The Adventure Begins
I am involved in Jumpstart, a kind of mini-Tech Academy, for those of us whose pedagogical inquiries lend themselves to specific technological solutions. We met for the first time in the newly-redecorated G-wing bridge, for the traditional start of any Stockton workshop: breakfast. With me as participants are Lyn Mathis, JoAnn McEnerney, Nora Palagud, Fang Liu, and our mentors, Doug Harvey, Jed Morfit, Linda Feeney and Roberto Castillo. After addressing the traditional pre-workshop topics — the state budget, the new cafeteria decor, and the likelihood that any of our offices will ever get a comparable makeover — we launch into a discussion of pedagogy, that is, what courses we are working on and what we want to do with them. Nora wants to get her students more engaged in Global Management by setting up a live classroom which will allow real-time conversation with students in the Philippines. JoAnn is migrating her Financial Management course towards distance learning, and wants a way to retain her classroom-based problem solving sessions. Lyn also wants to learn about ways of putting part of her classroom practices online: she teaches a course in computer literacy to students from a wide range of majors, and she wants students who need extra help to be able to work through it at their own pace without holding back the others. Fang is thinking of making her Medical Technology a hybrid course, part classroom and part online, and wants to learn the technological possibilities for keeping students engaged and doing their homework. And I want to figure out how to create a kind of virtual medical museum for my History of Medicine course, so that students can bring in artifacts and home-made medical recipe books, place their images online and analyze their significance together.

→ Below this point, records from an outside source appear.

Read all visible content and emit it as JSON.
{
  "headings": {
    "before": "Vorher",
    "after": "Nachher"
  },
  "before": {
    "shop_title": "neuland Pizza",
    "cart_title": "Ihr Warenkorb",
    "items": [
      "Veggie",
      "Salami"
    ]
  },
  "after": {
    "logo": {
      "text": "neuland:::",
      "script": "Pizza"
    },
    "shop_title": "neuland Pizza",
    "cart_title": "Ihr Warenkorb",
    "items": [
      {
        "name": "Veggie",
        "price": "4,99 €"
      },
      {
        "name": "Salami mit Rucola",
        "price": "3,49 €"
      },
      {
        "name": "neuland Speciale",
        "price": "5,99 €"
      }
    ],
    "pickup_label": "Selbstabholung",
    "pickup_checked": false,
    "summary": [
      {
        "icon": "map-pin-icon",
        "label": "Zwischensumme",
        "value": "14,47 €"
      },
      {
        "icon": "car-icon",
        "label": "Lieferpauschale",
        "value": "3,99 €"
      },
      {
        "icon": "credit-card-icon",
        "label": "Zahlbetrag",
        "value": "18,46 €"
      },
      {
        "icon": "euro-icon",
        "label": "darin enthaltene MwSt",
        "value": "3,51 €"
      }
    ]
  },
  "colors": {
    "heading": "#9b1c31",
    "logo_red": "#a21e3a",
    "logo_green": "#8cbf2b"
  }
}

We discuss all these courses, we drink coffee or tea or juice, we offer suggestions, technological and otherwise. I’m paired with Jed Morfit, a sculptor who began as a participant in the Tech Academy and is now an instructor. He has used Picasa to upload his students’ work and conduct online discussions, so we start by working out how we might try something similar for my virtual medical museum. Easy, I think. How am I going to stretch this out for three days? Google, Picasa, no problem.
A Temporary Setback
And it wouldn’t be, really, if it was just me working on my own project. But this is for a class, so we have to explore the students’-eye-view of the assignment. And so, down in the computer lab, we have our first reality check. Yes, Stockton has state-of-the-art computer labs, yes, the computers have Picasa installed, and yes, we certainly can connect to Picasa online, no problem. The complications emerge as we try to walk through each step students would take to get their images of medical artifacts and recipe books online. They would have to first obtain those images, but how? with a cell phone camera? and would they then email the images to themselves? No, the resolution wouldn’t be good enough. So they’d need a digital camera. Then they’d have to somehow get those images onto a computer in one of the labs. On my personal computer, I’d use a card reader, but how many students will have them? And even if they had them, they might not be able to use them, because some of the Stockton computers won’t allow outside USB devices for security reasons. Also for security reasons, outside files, such as documents and images, can’t be saved to the C: drive of any of the lab computers, but only to a special “scratch” drive. We discover this the hard way, by downloading trial images and saving them somewhere (where? no idea) that seemed to work but then doesn’t let Picasa access the files. Of course, as faculty members, we don’t usually use the computer labs, so maybe students would know this already — but maybe they wouldn’t, and would become as frustrated as, frankly, we felt. To make matters worse, while we’re doing all this, Picasa freezes on us. We email ourselves the trial images (so as not to download them again), move to another computer (we have the whole lab, after all), try downloading them again, to the right directory this time, and then realize that we are almost out of time for the day.
We take stock. Main lesson learned: Picasa is swell, Picasa is pretty, Picasa is grand, but we need a way of getting images into it that won’t frustrate students or the professor. How about via my personal computer, the one I know and love best? We agree to meet next morning, 8:30 am, with laptop, digital camera, card reader, and continue to work through the process.